Het lijkt erop dat de moeder en de JGB thans in een patstelling zijn beland. Hoewel de
JGB eerder haar twijfels heeft geuit over proefcontacten, heeft de JGB ter zitting van 10 februari 2015 gesteld dat de minderjarigen het recht hebben om te weten wie hun biologische vader is en proefcontacten een wezenlijk onderdeel vormen van de statusvoorlichting. Dat de moeder hiervoor in emotionele zin haar toestemming geeft aan de minderjarigen speelt een belangrijke rol. De JGB en de moeder verschillen echter van mening of hiervan al dan niet sprake is. De zaak is door deze situatie sinds enkele maanden gestageerd.
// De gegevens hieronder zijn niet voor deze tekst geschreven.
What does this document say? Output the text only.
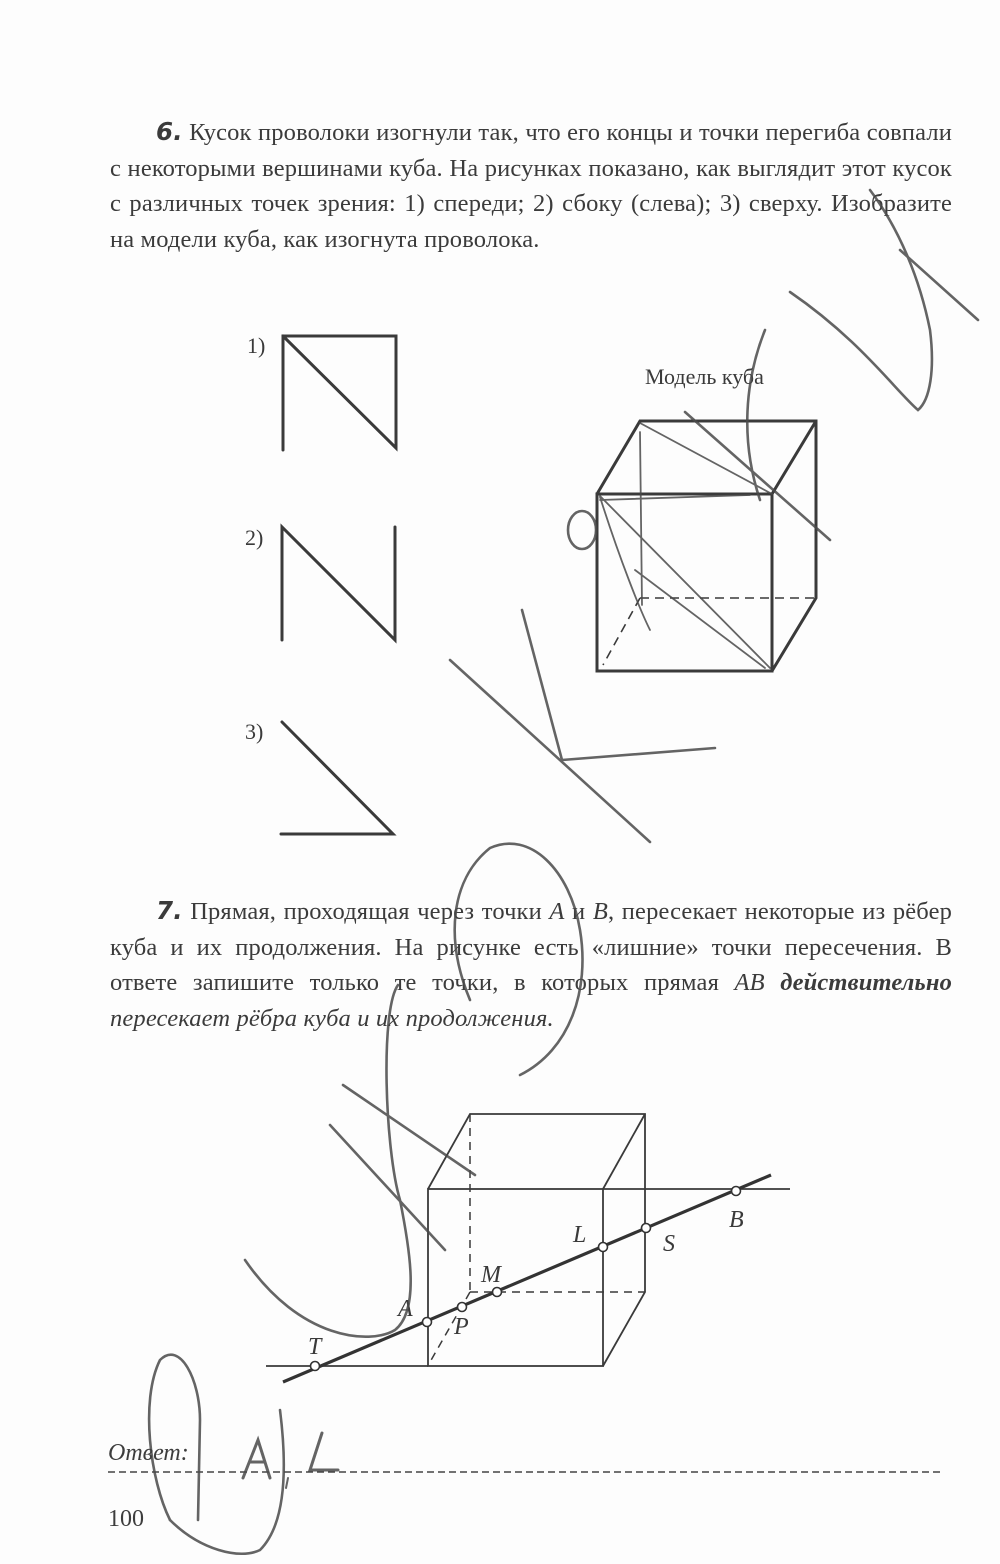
6. Кусок проволоки изогнули так, что его концы и точки перегиба совпали с некоторыми вершинами куба. На рисунках показано, как выглядит этот кусок с различных точек зрения: 1) спереди; 2) сбоку (слева); 3) сверху. Изобразите на модели куба, как изогнута проволока.
1)
2)
3)
Модель куба
7. Прямая, проходящая через точки A и B, пересекает некоторые из рёбер куба и их продолжения. На рисунке есть «лишние» точки пересечения. В ответе запишите только те точки, в которых прямая AB действительно пересекает рёбра куба и их продолжения.
T
A
P
M
L	S
B
Ответ:
100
De rechtbank is van oordeel dat er in de gegeven omstandigheden geen weloverwogen en zorgvuldige beslissing kan worden genomen op het onderhavige verzoek. Er bestaan nog te veel onduidelijkheid over de (on)mogelijkheden tot omgang tussen de biologische vader en de minderjarigen. Hoewel begrijpelijk is dat partijen behoefte hebben aan duidelijkheid, ziet de rechtbank gelet op de ingrijpende gevolgen van de beslissing die moet worden genomen en de jonge leeftijd van de minderjarigen, aanleiding om de zaak opnieuw voor onderzoek
te verwijzen naar de Raad.
De Raad dient te onderzoeken of de minderjarigen thans, nu de statusvoorlichting (deels) heeft plaatsgevonden, over voldoende draagkracht beschikken voor omgang met de biologische vader. Het staat de Raad hierbij vrij om proefcontacten tussen de biologische vader en de minderjarigen te faciliteren, teneinde een antwoord te kunnen geven op de onderzoeksvraag. Indien voldoende draagkracht bij de minderjarigen aanwezig wordt geacht, dient door de Raad te worden aangegeven welke omgangsregeling het meest in hun belang kan worden geacht en op welke wijze deze regeling het beste kan worden opgebouwd.
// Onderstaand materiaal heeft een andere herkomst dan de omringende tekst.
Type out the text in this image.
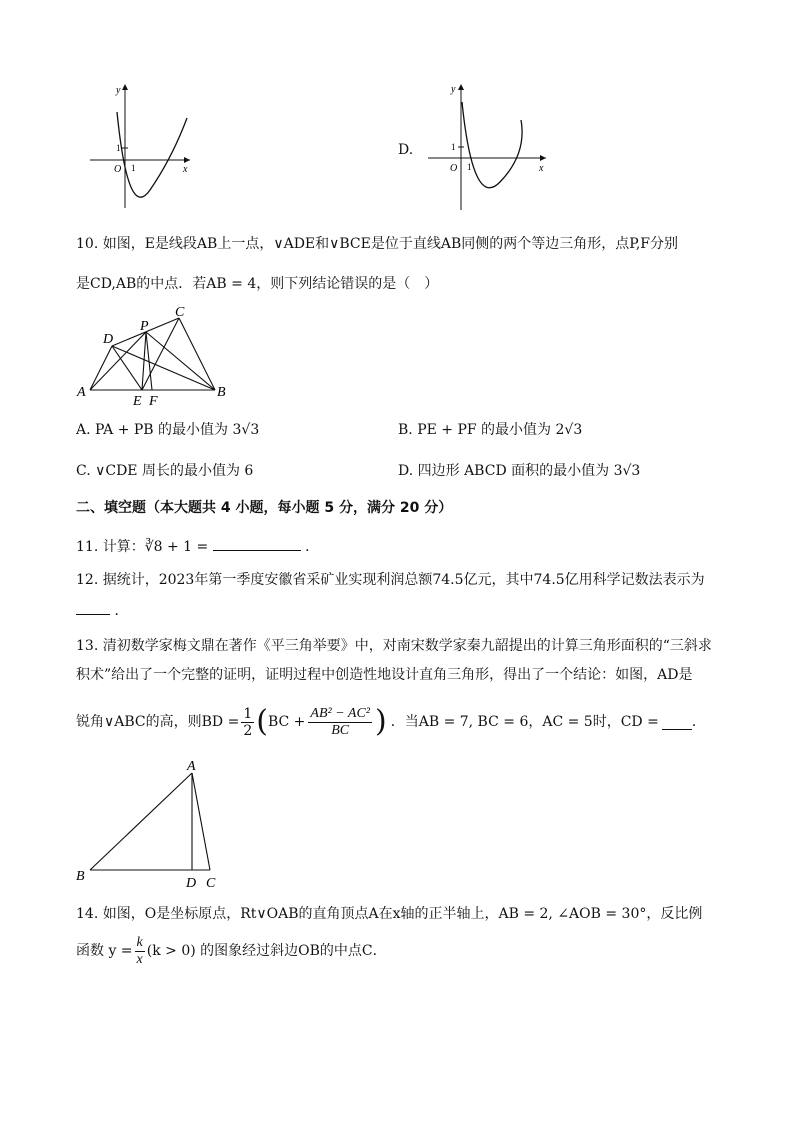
y
x
O 1
1	D.
y
x
O 1
1
10. 如图，E是线段AB上一点，∨ADE和∨BCE是位于直线AB同侧的两个等边三角形，点P,F分别
是CD,AB的中点．若AB = 4，则下列结论错误的是（　）
A	B
C
D
E F
P
A. PA + PB 的最小值为 3√3	B. PE + PF 的最小值为 2√3
C. ∨CDE 周长的最小值为 6	D. 四边形 ABCD 面积的最小值为 3√3
二、填空题（本大题共 4 小题，每小题 5 分，满分 20 分）
11. 计算：∛8 + 1 =	．
12. 据统计，2023年第一季度安徽省采矿业实现利润总额74.5亿元，其中74.5亿用科学记数法表示为
．
13. 清初数学家梅文鼎在著作《平三角举要》中，对南宋数学家秦九韶提出的计算三角形面积的“三斜求
积术”给出了一个完整的证明，证明过程中创造性地设计直角三角形，得出了一个结论：如图，AD是
锐角∨ABC的高，则BD = $\frac{1}{2}$ ( BC + $\frac{\text{AB² − AC²}}{BC}$ ) ．当AB = 7, BC = 6，AC = 5时，CD = ．
A
B	C
D
14. 如图，O是坐标原点，Rt∨OAB的直角顶点A在x轴的正半轴上，AB = 2, ∠AOB = 30°，反比例
函数 $y = \frac{k}{x} (k > 0)$ 的图象经过斜边OB的中点C．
Indien de Raad op basis van haar onderzoek tot de conclusie komt dat er bij de minderjarigen geen, althans onvoldoende draagkracht bestaat voor omgang met de biologische vader, dient te worden omschreven welke belemmerende factoren er bij de ouders, de biologische vader en/of de minderjarigen bestaan en op welke wijze deze kunnen worden weggenomen.
De rechtbank houdt de behandeling van de zaak aan tot een
nadere behandeling te zitting,
op een nader te bepalen datum en tijdstip
eind juni/begin juli 2015, in afwachting van een rapportage en advies van de Raad.
DE BESLISSING
De rechtbank:
- stelt de stukken in handen van de Raad, teneinde een onderzoek te doen zoals omschreven in het voorgaande;
- houdt de behandeling van de zaak aan tot een
nadere behandeling te zitting,
op een nader te bepalen datum en tijdstip
eind juni/begin juli 2015, in afwachting van een rapportage en advies van de Raad.
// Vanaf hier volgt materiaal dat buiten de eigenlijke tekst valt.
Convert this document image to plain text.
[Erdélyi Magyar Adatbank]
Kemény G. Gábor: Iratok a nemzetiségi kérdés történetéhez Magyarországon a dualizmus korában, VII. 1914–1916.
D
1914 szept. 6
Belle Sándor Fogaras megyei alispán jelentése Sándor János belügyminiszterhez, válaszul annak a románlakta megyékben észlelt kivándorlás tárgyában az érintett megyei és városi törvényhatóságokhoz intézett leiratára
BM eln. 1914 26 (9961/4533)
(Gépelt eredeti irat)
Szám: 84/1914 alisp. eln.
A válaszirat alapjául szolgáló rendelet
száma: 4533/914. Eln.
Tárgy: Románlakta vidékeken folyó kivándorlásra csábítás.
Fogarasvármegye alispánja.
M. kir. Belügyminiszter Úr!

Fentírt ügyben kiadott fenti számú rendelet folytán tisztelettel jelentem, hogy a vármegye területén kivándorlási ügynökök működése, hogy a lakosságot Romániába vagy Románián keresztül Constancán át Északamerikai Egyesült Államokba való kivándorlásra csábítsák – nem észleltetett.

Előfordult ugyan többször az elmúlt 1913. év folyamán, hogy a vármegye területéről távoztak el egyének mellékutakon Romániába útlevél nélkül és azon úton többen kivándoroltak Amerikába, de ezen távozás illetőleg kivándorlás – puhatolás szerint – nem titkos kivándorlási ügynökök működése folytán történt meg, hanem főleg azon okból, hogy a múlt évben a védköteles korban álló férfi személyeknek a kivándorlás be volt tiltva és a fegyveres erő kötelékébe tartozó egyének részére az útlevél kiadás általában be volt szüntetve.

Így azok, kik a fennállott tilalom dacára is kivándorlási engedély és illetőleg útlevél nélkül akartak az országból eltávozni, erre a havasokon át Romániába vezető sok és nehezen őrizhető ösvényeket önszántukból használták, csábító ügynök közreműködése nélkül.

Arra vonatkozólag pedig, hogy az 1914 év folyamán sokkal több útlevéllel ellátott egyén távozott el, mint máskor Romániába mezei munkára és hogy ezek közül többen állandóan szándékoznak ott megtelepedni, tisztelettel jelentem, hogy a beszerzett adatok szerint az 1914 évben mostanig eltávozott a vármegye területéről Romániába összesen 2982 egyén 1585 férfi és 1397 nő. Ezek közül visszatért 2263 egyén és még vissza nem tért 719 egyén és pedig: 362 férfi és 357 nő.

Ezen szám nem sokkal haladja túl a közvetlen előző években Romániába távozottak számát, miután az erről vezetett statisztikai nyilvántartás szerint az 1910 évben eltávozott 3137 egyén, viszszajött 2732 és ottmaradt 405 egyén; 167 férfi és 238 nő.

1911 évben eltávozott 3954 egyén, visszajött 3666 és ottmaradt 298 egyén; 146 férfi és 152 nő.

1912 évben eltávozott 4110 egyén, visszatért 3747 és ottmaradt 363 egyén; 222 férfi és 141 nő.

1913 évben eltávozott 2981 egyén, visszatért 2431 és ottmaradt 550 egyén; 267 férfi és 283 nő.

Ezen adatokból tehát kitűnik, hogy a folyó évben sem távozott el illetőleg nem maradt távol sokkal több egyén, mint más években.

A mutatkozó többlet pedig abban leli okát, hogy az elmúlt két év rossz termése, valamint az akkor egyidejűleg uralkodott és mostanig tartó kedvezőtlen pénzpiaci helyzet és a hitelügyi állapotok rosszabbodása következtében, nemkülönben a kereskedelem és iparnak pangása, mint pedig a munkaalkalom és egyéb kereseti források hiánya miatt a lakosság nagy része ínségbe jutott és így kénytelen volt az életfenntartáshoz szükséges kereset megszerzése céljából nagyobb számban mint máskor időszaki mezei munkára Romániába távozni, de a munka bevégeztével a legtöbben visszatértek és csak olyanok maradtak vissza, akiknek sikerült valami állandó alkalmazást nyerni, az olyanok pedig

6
Deze beschikking is gegeven door mr. R. van der Heijden, tevens kinderrechter, in tegenwoordigheid van S. Rebel als griffier en in het openbaar uitgesproken op 18 maart 2015
Tegen deze beschikking kan – voor zover er definitief is beslist – door tussenkomst van een advocaat hoger beroep worden ingesteld bij het gerechtshof te Amsterdam. De verzoekende partij en/of de zich verwerende partij dient het hoger beroep binnen de termijn van drie maanden na de dag van de uitspraak in te stellen.